Both drug smugglers trying to evade police and political activists looking to hide from repressive regimes would find those useful, he said: "you'll be able to buy an identity with fake friends and a history of purchases. I'm not encouraging this – some are saying it's going to happen."

But he added that "whatever happens with digital identity, I know that Europe will be the leader in managing its regulation. Many other countries will be clueless."

He even suggested that repressive regimes might seek to carry out "online ethnic cleansing"– "where people from a certain group the government doesn't like have their online payments slowed or even stopped, where their tweets are deleted, they can't connect."

Making connections

However, he held out hopes that the rise of connectivity, especially through mobile phones with data services, would reduce corruption and undermine repressive regimes.

Yet he admitted that his recent visit to North Korea had been surprising. "Leaving our mobile phones in Beijing to go to North Korea was weird – I said it was like 1992, when we all used to have to talk to each other on journeys rather than looking at our phones. And when you get there, they give you phones, but they're bugged, so you can't do anything with them. There are only a million phones in use in North Korea. I'm sure change will come, but slowly and incrementally."

North Korea's population, he said, was living in an "utter information blackout". He had visited the country as part of his "20% time"– the free time that Google gives its employees to do creative things. "I decided to go and visit the people in the countries who are future users of the internet." He traveled to, among others, Chad, Rwanda, Afghanistan, Pakistan and Somalia.

In each, he said, the need to be connected, first through a mobile phone and then to the internet, became apparent. "In Chad, only 1% of the population have electricity, and there's a civil war. I wondered what a connected Chad would look like. Somalia, meanwhile, is the classic 'failed state' – but you look at it: there aren't any banks, but there is mobile banking. The telecoms companies are the only ones that are legal and profitable."

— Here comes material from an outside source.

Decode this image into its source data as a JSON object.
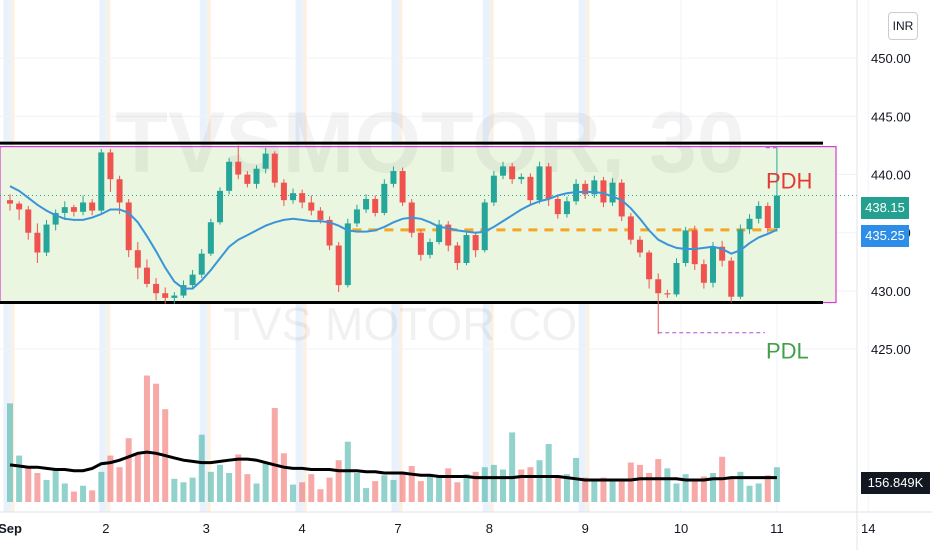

In Afghanistan's Helmand province, he said, he had come across the example of two towns that the Taliban had invaded: in one they took the population's mobile phones away, and in the other they didn't. The population revolted against the invaders who took away their phones. "Saddam [Hussein, the former Iraqi dictator] didn't allow mobile phones at all," he noted.

He said that the arrival of the internet was always beneficial: "There's no country where the situation has worsened with the arrival of the internet. Citizens can use their mobile phones to raise the cost of corruption. And even in China, the regime can be shamed – when there was a train crash recently the government tried to hush it up, but people began posting pictures on [the Twitter-like chat service] Weibo, and the story got out.

"The strike by journalists at Southern Weekly, over censorship – the fact that they could do that and then go back without trouble shows that the government, even that autocracy, is sensitive to the fact that it can be shamed online."

He admitted that one of his biggest worries is not about children using digital devices for entertainment – "do they have an off button? They all do"– than about the lack of "deep reading" of long books. "I worry a lot that nobody's doing that, that nobody's getting what comes from the deep reading of a book."